Adjust she did, however, and in her first season at Miami Dade College, Mayeux hit a team-leading .377 with eight home runs en route to a first team all-conference nod. She earned the same honor the following year, when she upped her average to .431 and hit six home runs and 10 triples.

That performance set the stage for a new and even bigger challenge: trying to earn her place, as a junior (third-year) transfer student, on a Louisiana squad that was already chock full of proven stars, many of them seniors (fourth-year students).

Mayeux was quick, nevertheless, to prove her worth. After hitting that walk-off home run in the team’s second game of the 2020 season, she went yard again, nine days later, against the arch-rival Louisiana State University Tigers.

“I learned about Mélissa Mayeux today,” Coach Glasco told the Acadiana Advocate, the state’s largest daily newspaper. “Mayeux doesn’t ever have to doubt herself again.
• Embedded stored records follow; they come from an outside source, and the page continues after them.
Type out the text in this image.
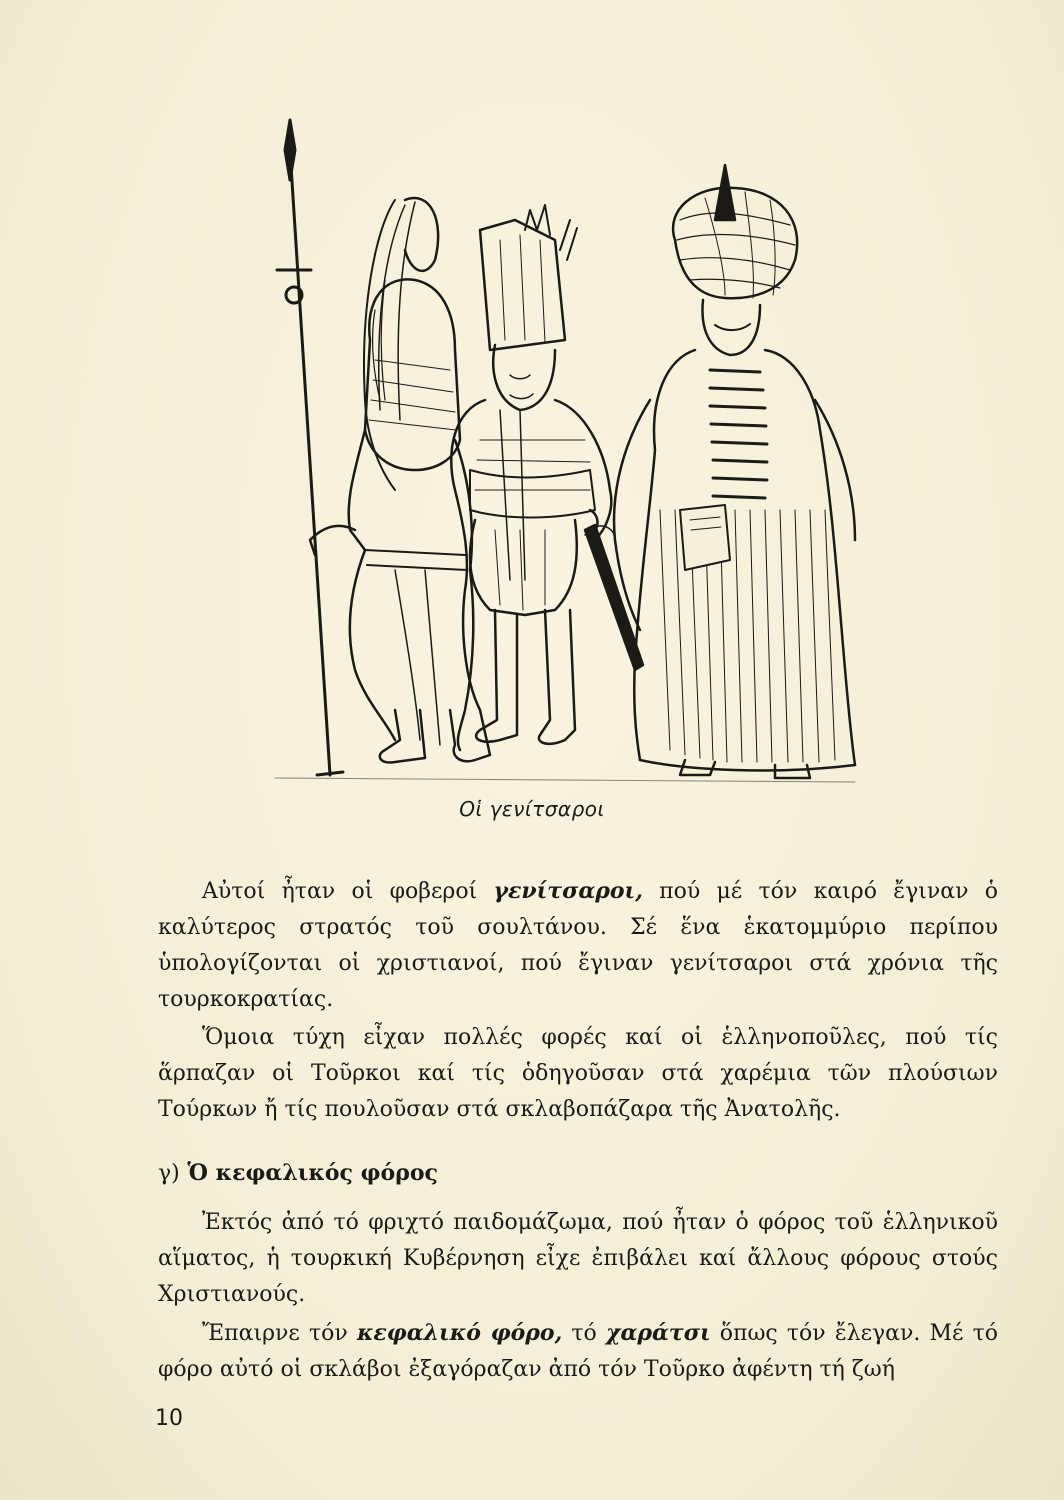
Οἱ γενίτσαροι

Αὐτοί ἦταν οἱ φοβεροί γενίτσαροι, πού μέ τόν καιρό ἔγιναν ὁ καλύτερος στρατός τοῦ σουλτάνου. Σέ ἕνα ἑκατομμύριο περίπου ὑπολογίζονται οἱ χριστιανοί, πού ἔγιναν γενίτσαροι στά χρόνια τῆς τουρκοκρατίας.

Ὅμοια τύχη εἶχαν πολλές φορές καί οἱ ἑλληνοποῦλες, πού τίς ἅρπαζαν οἱ Τοῦρκοι καί τίς ὁδηγοῦσαν στά χαρέμια τῶν πλούσιων Τούρκων ἤ τίς πουλοῦσαν στά σκλαβοπάζαρα τῆς Ἀνατολῆς.

γ) Ὁ κεφαλικός φόρος

Ἐκτός ἀπό τό φριχτό παιδομάζωμα, πού ἦταν ὁ φόρος τοῦ ἑλληνικοῦ αἵματος, ἡ τουρκική Κυβέρνηση εἶχε ἐπιβάλει καί ἄλλους φόρους στούς Χριστιανούς.

Ἔπαιρνε τόν κεφαλικό φόρο, τό χαράτσι ὅπως τόν ἔλεγαν. Μέ τό φόρο αὐτό οἱ σκλάβοι ἐξαγόραζαν ἀπό τόν Τοῦρκο ἀφέντη τή ζωή

10
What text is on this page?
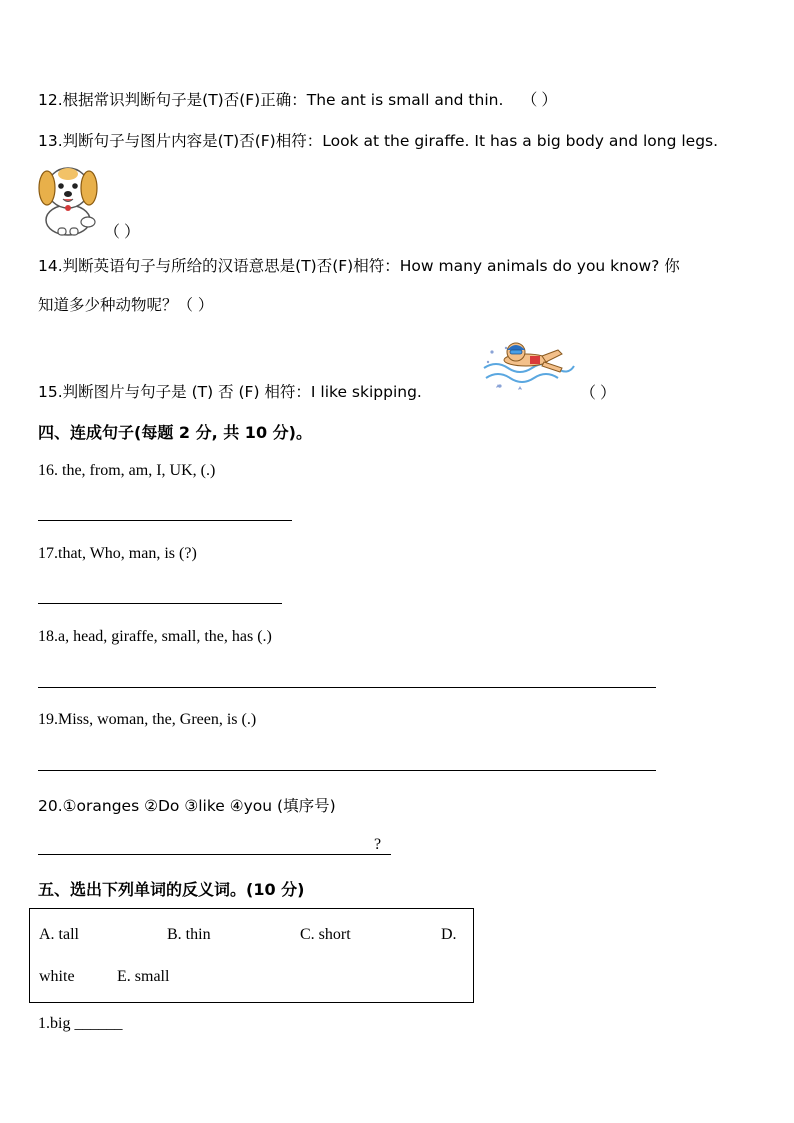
12.根据常识判断句子是(T)否(F)正确：The ant is small and thin. （ ）
13.判断句子与图片内容是(T)否(F)相符：Look at the giraffe. It has a big body and long legs.
（ ）
14.判断英语句子与所给的汉语意思是(T)否(F)相符：How many animals do you know? 你
知道多少种动物呢？（ ）
15.判断图片与句子是 (T) 否 (F) 相符：I like skipping.	（ ）
四、连成句子(每题 2 分, 共 10 分)。
16. the, from, am, I, UK, (.)
17.that, Who, man, is (?)
18.a, head, giraffe, small, the, has (.)
19.Miss, woman, the, Green, is (.)
20.①oranges ②Do ③like ④you (填序号)
?
五、选出下列单词的反义词。(10 分)
A. tall	B. thin	C. short	D.
white	E. small
1.big ______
She belongs on the field at the top level of college softball.”

If anything, the newcomer was just heating up. In her final 12 appearances, she hit safely in nine, and in the team’s final game before the pandemic put everything to a halt, she went three-for-three, with two home runs and seven RBIs.

Stacked with stars

Needless to say, the abrupt suspension of the season was a huge disappointment for Mayeux and her teammates, especially given the momentum they’d built up. Winners of six of their last seven games, the Cajuns were on a veritable tear.

Pre-season polls put Mayeux and the Ragin’ Cajuns in the Top-10 (Credit: UL-Lafayette)

Still, there was one silver lining: Because of the COVID situation, the players gained an extra year of eligibility. For Mayeux, that means she’s still technically a junior and will thus be able to play not only this season, but in 2022 as well.

“Having an extra year is a real blessing because I wouldn’t have had the opportunity otherwise to continue with such a high-level team, with players who are All-Americans, who are really world class,” the French infielder explained. “It’s something that’ll help me progress too, on the field but also mentally.”

The eligibility extension is also what makes this season’s Ragin’ Cajuns so deep. Players like Summer (Ellyson) Summers, Julie Rawls, Alissa Dalton and Kaitlyn Alderink — seniors last year — will be returning for one last hurrah. The team has brought on additional talent as well, especially when it comes to transfers. Newcomers include Jenna Kean and Vanessa Foreman from Arizona, and Ciara Bryan and Justice Milz from the University of Georgia.

Mayeux understands that for the team as a whole, the extra depth is a good thing, especially amidst the still present COVID crisis. Health protocols could force any number of players, and at any time, to miss games, so being able to shift women in and out of the various positions may prove to be a real plus.

The downside, of course, is that deserving stars may not get all the playing time they expect. The competition is rude, in other words, as Mayeux is well aware. “Our coach has already let us know that given how strong the team is, he can’t have just one player in each position,” she said. “There’s going to be a lot of rotations compared to other years.”

Still, France’s favorite Ragin’ Cajun is pretty confident that she’ll see some action, if not at third base or shortstop, then hopefully at second.

“We still haven’t gotten word from the coach, but I’ve played well since I got back [from the Christmas holidays in France], so presumably I shouldn’t have to worry too much. At least I hope so,” she added with a chuckle. “At any rate, the main thing is to win.”